Реальность чуда. Записки целителя - страница 10

Шрифт
Интервал


Кем быть – для меня этот вопрос был решен: разумеется, актером. Мама сильно возражала. Ее смущали нравы в актерской среде. Чтобы получить поддержку, я обратился к двум очень известным ленинградским мастерам. Александр Федорович Борисов только что сыграл академика Павлова в нашумевшем одноименном фильме. Он пригласил меня к себе, выслушал и сказал: «Толк будет».

Затем я попал к Леониду Сергеевичу Вивьену, художественному руководителю Александринки, профессору Ленинградского театрального института. Ему я прочитал «Паж или пятнадцать лет» А.С. Пушкина. Затем – на несколько голосов – большой отрывок из некрасовской поэмы «Кому на Руси жить хорошо».

Вивьен сказал: «С будущего учебного года я вас беру к себе в мастерскую. Просьба одна – не провалиться по истории или на сочинении». Это означало: я был принят на курс за восемь месяцев до начала вступительных экзаменов.


Экзамены я сдал. Еще до начала конкурса, на консультациях, послушать мой голос приходили другие преподаватели – актеры театров. Они просили что-нибудь прочесть, слушали, качали головами. Голос мой был послушен, силен и для окружающих непонятно каким образом поставлен. Когда я с кем-нибудь беседовал, грудная клетка рокотала.

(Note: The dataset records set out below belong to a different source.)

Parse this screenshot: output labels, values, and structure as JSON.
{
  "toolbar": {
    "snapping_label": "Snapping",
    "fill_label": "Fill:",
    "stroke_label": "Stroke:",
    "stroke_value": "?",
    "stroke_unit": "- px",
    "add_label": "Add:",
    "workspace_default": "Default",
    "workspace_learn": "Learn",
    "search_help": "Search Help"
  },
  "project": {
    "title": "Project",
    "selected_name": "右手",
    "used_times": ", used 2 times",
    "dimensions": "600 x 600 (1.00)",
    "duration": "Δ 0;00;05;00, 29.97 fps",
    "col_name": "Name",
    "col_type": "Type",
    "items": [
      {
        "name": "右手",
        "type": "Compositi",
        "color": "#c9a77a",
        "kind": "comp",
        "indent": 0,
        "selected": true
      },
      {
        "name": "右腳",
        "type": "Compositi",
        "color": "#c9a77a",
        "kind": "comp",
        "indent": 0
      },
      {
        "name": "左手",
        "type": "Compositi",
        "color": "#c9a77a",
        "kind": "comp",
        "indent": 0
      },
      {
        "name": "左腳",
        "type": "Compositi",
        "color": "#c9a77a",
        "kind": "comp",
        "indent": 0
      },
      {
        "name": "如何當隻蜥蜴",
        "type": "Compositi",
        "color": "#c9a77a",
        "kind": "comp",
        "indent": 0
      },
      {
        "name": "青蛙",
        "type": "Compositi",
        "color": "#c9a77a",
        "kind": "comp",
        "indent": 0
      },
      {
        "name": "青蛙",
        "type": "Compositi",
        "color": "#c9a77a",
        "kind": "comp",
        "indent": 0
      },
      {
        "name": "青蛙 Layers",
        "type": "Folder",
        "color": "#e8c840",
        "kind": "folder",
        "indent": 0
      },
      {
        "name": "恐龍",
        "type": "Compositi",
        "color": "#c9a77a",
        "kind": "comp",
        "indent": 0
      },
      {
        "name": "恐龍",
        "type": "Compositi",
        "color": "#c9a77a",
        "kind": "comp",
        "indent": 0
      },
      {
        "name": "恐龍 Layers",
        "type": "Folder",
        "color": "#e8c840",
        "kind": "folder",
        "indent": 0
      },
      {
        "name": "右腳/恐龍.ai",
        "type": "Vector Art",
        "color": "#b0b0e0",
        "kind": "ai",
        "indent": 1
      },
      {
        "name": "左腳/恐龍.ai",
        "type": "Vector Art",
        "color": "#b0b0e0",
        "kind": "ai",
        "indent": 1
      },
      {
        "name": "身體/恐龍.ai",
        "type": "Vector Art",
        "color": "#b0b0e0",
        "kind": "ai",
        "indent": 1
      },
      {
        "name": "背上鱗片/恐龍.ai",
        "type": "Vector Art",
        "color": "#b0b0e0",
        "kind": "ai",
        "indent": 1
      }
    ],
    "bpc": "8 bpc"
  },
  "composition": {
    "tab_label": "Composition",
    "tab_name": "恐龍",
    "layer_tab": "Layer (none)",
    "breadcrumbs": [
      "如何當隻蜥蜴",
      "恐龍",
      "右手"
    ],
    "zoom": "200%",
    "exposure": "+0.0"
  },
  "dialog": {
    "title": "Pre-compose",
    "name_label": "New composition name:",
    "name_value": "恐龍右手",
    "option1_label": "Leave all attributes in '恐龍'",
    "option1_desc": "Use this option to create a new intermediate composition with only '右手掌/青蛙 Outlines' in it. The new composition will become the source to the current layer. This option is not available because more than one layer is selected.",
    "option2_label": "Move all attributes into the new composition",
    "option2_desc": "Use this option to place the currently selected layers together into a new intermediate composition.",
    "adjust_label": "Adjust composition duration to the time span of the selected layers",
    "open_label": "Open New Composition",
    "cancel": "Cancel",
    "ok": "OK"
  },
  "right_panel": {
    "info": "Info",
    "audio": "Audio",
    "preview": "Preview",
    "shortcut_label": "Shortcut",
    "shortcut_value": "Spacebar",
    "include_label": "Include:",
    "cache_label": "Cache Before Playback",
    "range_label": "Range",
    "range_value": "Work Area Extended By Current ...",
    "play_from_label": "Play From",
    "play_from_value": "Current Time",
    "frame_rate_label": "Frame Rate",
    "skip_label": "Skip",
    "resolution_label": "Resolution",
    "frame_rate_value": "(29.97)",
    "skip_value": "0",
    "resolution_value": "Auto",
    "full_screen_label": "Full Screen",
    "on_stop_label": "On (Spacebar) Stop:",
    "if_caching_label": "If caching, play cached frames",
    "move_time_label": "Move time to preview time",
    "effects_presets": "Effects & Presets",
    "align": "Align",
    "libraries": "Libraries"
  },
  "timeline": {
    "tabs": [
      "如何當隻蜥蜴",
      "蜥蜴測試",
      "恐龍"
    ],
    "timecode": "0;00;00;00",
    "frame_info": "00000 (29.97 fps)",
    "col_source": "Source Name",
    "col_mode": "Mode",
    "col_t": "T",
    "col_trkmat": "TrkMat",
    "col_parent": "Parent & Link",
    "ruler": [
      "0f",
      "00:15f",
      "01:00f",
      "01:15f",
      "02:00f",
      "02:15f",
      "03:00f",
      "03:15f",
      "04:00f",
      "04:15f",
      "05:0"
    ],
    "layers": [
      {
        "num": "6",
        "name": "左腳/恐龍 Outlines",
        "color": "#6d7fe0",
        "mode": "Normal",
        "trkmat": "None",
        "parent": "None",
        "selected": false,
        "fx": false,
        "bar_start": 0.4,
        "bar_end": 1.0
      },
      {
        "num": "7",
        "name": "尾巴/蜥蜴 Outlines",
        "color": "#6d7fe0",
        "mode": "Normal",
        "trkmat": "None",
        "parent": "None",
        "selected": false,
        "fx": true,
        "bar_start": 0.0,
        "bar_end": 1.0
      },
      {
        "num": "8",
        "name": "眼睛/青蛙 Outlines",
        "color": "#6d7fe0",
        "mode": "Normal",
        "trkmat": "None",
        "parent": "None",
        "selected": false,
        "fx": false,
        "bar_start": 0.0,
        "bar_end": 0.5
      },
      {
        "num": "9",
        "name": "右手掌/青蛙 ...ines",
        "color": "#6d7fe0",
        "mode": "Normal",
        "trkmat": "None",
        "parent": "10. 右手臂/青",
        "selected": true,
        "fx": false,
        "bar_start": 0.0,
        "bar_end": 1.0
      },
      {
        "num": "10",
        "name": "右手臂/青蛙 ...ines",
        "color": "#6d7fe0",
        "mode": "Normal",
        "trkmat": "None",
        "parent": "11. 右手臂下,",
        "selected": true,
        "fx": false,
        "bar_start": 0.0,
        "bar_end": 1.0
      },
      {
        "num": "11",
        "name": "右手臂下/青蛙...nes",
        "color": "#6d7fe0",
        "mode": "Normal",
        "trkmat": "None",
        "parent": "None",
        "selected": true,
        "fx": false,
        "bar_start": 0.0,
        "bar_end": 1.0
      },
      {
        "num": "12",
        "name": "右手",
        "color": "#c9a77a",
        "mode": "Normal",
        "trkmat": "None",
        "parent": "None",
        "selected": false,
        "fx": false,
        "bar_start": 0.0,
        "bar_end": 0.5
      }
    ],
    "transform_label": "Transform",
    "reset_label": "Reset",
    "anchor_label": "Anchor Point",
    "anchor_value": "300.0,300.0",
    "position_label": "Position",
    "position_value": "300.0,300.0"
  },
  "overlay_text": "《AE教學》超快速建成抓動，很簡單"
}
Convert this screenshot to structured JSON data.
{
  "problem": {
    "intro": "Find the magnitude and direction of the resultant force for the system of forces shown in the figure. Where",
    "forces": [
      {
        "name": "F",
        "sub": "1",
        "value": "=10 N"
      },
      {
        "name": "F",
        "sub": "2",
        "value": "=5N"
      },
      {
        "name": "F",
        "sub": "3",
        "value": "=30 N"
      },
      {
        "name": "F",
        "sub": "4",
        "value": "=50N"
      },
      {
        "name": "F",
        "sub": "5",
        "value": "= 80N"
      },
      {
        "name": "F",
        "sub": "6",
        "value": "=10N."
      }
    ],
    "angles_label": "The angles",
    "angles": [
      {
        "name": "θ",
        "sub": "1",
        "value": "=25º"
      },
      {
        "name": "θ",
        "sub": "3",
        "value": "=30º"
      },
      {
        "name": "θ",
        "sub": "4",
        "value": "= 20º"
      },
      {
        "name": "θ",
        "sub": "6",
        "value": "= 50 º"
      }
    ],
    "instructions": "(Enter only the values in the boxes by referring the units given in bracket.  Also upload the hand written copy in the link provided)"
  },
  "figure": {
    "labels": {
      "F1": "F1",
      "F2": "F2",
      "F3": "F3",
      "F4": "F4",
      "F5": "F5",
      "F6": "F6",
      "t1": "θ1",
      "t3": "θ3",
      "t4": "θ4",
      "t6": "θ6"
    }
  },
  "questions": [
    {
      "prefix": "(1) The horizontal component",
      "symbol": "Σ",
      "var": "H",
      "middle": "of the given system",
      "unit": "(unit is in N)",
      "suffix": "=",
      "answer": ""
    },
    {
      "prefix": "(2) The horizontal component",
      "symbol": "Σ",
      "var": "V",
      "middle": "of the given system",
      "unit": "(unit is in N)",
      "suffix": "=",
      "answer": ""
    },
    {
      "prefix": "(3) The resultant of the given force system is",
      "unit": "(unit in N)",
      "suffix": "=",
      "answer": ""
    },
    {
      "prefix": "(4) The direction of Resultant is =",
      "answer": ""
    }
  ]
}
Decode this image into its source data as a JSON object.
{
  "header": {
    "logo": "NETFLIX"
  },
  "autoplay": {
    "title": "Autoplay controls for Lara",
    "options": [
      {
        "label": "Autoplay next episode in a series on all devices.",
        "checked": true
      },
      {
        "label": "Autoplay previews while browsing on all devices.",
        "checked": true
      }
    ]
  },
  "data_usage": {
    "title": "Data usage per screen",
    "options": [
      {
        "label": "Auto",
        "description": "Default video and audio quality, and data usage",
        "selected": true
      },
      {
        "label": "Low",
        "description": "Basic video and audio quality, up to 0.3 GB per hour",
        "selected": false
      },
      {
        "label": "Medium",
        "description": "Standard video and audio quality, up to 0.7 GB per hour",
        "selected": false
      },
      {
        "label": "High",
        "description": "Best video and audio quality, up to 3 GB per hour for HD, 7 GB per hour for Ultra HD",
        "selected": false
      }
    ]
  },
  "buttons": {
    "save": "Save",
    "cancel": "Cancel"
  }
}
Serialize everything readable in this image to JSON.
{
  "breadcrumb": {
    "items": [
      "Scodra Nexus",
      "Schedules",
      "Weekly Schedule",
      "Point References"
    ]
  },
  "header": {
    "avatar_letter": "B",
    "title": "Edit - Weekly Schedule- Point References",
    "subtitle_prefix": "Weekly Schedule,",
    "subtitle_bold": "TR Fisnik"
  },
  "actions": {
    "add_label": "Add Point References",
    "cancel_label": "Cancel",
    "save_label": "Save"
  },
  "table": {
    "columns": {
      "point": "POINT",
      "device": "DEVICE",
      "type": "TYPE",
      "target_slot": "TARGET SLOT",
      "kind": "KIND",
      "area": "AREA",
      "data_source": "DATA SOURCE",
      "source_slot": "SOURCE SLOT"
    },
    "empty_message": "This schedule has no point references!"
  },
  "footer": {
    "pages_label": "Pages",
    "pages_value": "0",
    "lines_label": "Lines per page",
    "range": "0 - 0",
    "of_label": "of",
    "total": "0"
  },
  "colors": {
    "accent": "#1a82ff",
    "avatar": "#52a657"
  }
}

Вдобавок я обнаглел: начал петь (на слух) романсы и даже оперные арии. Однажды я приехал в деревню. Шел по улице. Думая, что никто меня не слышит, запел. Кажется, арию царя Бориса. Ко мне подошла немолодая женщина:

– Послушайте, молодой человек, – сказала она. – У нас есть церковь, но нет батюшки. А у вас голос, как у нашего покойного дьякона. Вы не согласились бы провести службу? Хотя бы одну? Мы вам заплатим.

Я тогда был далек от религии. Придерживался «убеждений», изложенных в пятикопеечном уставе комсомола. Я смутился и убежал.

Но вскоре по мне как бы прокатился каток. На уроках сценической речи преподаватель Руднева обучала меня гекзаметру (упражнению по развитию голоса) по шаблону. Она ни разу не уделила мне и десяти минут. Ставить голос, как я теперь понимаю, мне было не нужно. А требовалось научить, как его сохранить (что, в отличие от Рудневой, понимал еще мой школьный друг). В 18 лет формирование систем организма еще продолжалось. Связкам было можно помочь. А можно было и навредить.

Короче: к концу семестра две мои роскошные октавы – все мои восемь голосов – от дисконта до протодьяконского, из пупка пробивавшегося баса – слились в один – сильный, глухой, лишенный полутонов и оттенков. «Вам только Каренина с вашим голосом играть. Больше ничего», – так без тени юмора оценила свою работу товарищ Руднева.